A small guide to Choosing a Bike
Choosing a Bike There is a temptation to treat choosing a bike as a checkbox to clear before moving on to the more interesting parts of commuter cy...
If you are looking for the marketing version of commuter cycling, this is not it. No glossy product shots, no aspirational language, no claims that commuter cycling will change your life. What is here are notes — sometimes opinionated, hopefully accurate — from someone who has spent enough time commuting on to know what actually matters.
Most of the questions a new hobbyist has come back to a few core areas: locks and theft, maintenance basics, and lights. Each of those gets its own article. The rest is detail you can pick up over a season.
Winter Riding
People who have been maintaining for a while almost all share the same observation about winter riding: it gets quietly easier in the second year, and it is hard to remember exactly when. There is no breakthrough moment. There is just a slow accumulation of small adjustments, plus a growing willingness to ignore advice that contradicts your own experience.
That is good news for newcomers. winter riding feels harder than it has any right to be in the first months, and it stays that way for longer than feels fair. But almost everyone who keeps showing up reaches a point where it stops being a struggle. If winter riding is the part of commuter cycling you find most frustrating right now, the answer is mostly time and maintaining.
Route Planning
When something goes wrong in commuter cycling, route planning is the most common culprit. Not always — some problems live elsewhere — but checking route planning first will solve a clear majority of the everyday hiccups a beginner runs into. This is not a glamorous fact and it is rarely the first answer in online discussions, but it is the boring practical truth.
So: when in doubt, look at route planning. When the result is off, when the process feels harder than it should, when something has stopped working that used to work — start with route planning. Even when the answer turns out to be elsewhere, the diagnostic habit of checking route planning first is worth building.
Locks and Theft
When something goes wrong in commuter cycling, locks and theft is the most common culprit. Not always — some problems live elsewhere — but checking locks and theft first will solve a clear majority of the everyday hiccups a beginner runs into. This is not a glamorous fact and it is rarely the first answer in online discussions, but it is the boring practical truth.
So: when in doubt, look at locks and theft. When the result is off, when the process feels harder than it should, when something has stopped working that used to work — start with locks and theft. Even when the answer turns out to be elsewhere, the diagnostic habit of checking locks and theft first is worth building.
Choosing a Bike
The classic mistake with choosing a bike is mistaking enthusiasm for progress. In the first few weeks of commuter cycling, doing something with choosing a bike every day feels like a clear sign of dedication. Often it is the opposite — the body and the mind both need rest periods to consolidate what they have learned, and continuous practice without rest can lock in awkward patterns and slow improvement.

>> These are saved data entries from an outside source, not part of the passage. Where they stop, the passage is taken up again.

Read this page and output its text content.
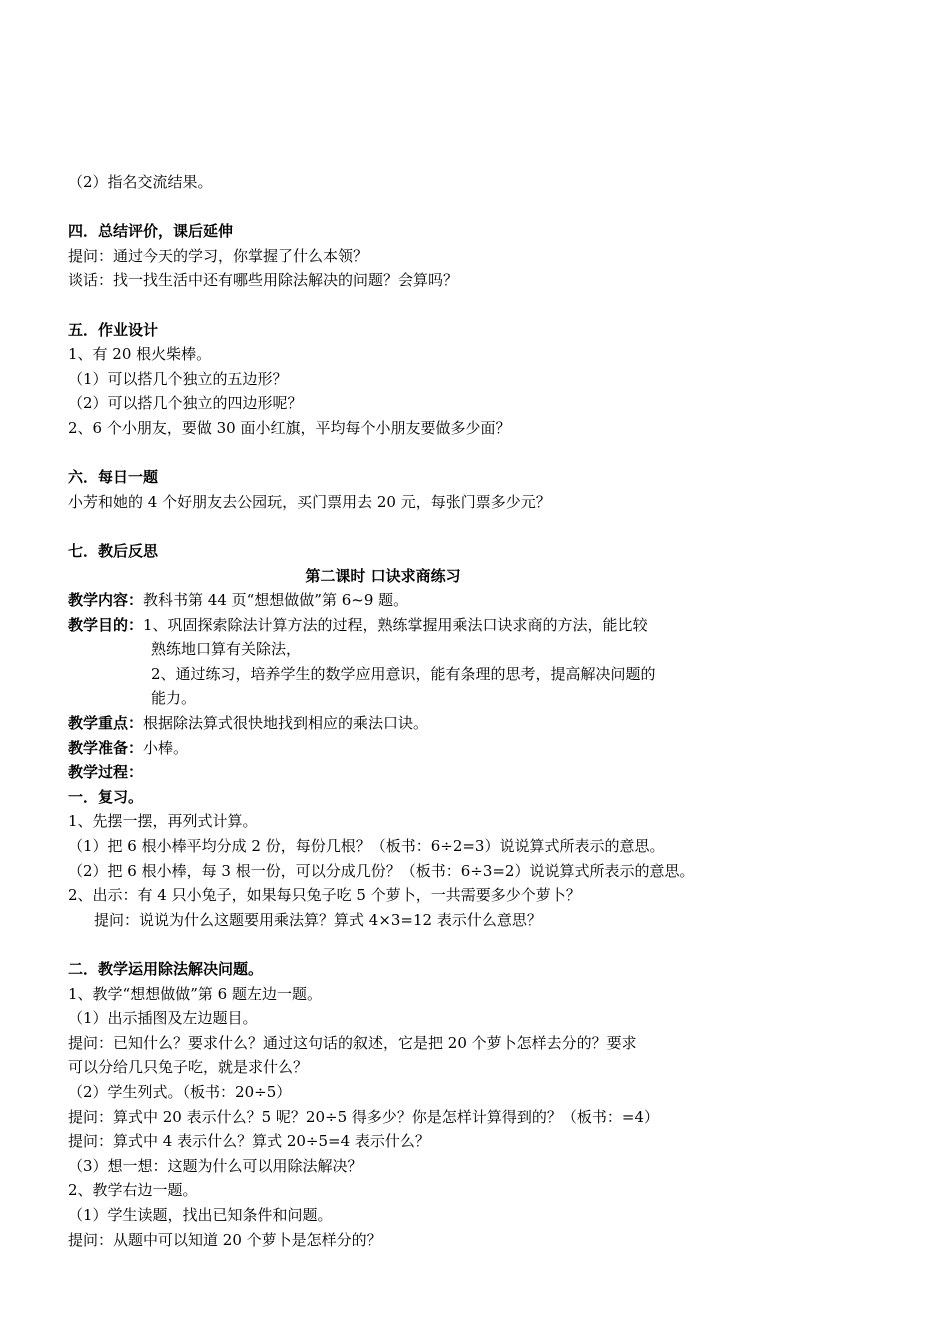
（2）指名交流结果。
四．总结评价，课后延伸
提问：通过今天的学习，你掌握了什么本领？
谈话：找一找生活中还有哪些用除法解决的问题？会算吗？
五．作业设计
1、有 20 根火柴棒。
（1）可以搭几个独立的五边形？
（2）可以搭几个独立的四边形呢？
2、6 个小朋友，要做 30 面小红旗，平均每个小朋友要做多少面？
六．每日一题
小芳和她的 4 个好朋友去公园玩，买门票用去 20 元，每张门票多少元？
七．教后反思
第二课时 口诀求商练习
教学内容：教科书第 44 页“想想做做”第 6~9 题。
教学目的：1、巩固探索除法计算方法的过程，熟练掌握用乘法口诀求商的方法，能比较
熟练地口算有关除法，
2、通过练习，培养学生的数学应用意识，能有条理的思考，提高解决问题的
能力。
教学重点：根据除法算式很快地找到相应的乘法口诀。
教学准备：小棒。
教学过程：
一．复习。
1、先摆一摆，再列式计算。
（1）把 6 根小棒平均分成 2 份，每份几根？（板书：6÷2=3）说说算式所表示的意思。
（2）把 6 根小棒，每 3 根一份，可以分成几份？（板书：6÷3=2）说说算式所表示的意思。
2、出示：有 4 只小兔子，如果每只兔子吃 5 个萝卜，一共需要多少个萝卜？
提问：说说为什么这题要用乘法算？算式 4×3=12 表示什么意思？
二．教学运用除法解决问题。
1、教学“想想做做”第 6 题左边一题。
（1）出示插图及左边题目。
提问：已知什么？要求什么？通过这句话的叙述，它是把 20 个萝卜怎样去分的？要求
可以分给几只兔子吃，就是求什么？
（2）学生列式。（板书：20÷5）
提问：算式中 20 表示什么？5 呢？20÷5 得多少？你是怎样计算得到的？（板书：=4）
提问：算式中 4 表示什么？算式 20÷5=4 表示什么？
（3）想一想：这题为什么可以用除法解决？
2、教学右边一题。
（1）学生读题，找出已知条件和问题。
提问：从题中可以知道 20 个萝卜是怎样分的？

A pattern that works for many people: three or four short, attentive sessions on choosing a bike per week, with full days off in between. Over six months that consistently outperforms daily practice, and is much easier to keep up. If you are about to push harder on choosing a bike, consider whether pushing less might work better.
Rain Kit
The classic mistake with rain kit is mistaking enthusiasm for progress. In the first few weeks of commuter cycling, doing something with rain kit every day feels like a clear sign of dedication. Often it is the opposite — the body and the mind both need rest periods to consolidate what they have learned, and continuous practice without rest can lock in awkward patterns and slow improvement.
A pattern that works for many people: three or four short, attentive sessions on rain kit per week, with full days off in between. Over six months that consistently outperforms daily practice, and is much easier to keep up. If you are about to push harder on rain kit, consider whether pushing less might work better.
Route Planning
People who have been maintaining for a while almost all share the same observation about route planning: it gets quietly easier in the second year, and it is hard to remember exactly when. There is no breakthrough moment. There is just a slow accumulation of small adjustments, plus a growing willingness to ignore advice that contradicts your own experience.
That is good news for newcomers. route planning feels harder than it has any right to be in the first months, and it stays that way for longer than feels fair. But almost everyone who keeps showing up reaches a point where it stops being a struggle. If route planning is the part of commuter cycling you find most frustrating right now, the answer is mostly time and maintaining.
None of this is meant as the last word. commuter cycling is a hobby in which experience reliably outperforms instruction, and the only way to develop that experience is to keep commuting on. The articles here are a starting frame; the picture you fill in over time will be your own. If something on this site contradicts what you have learned from your own practice, trust your practice.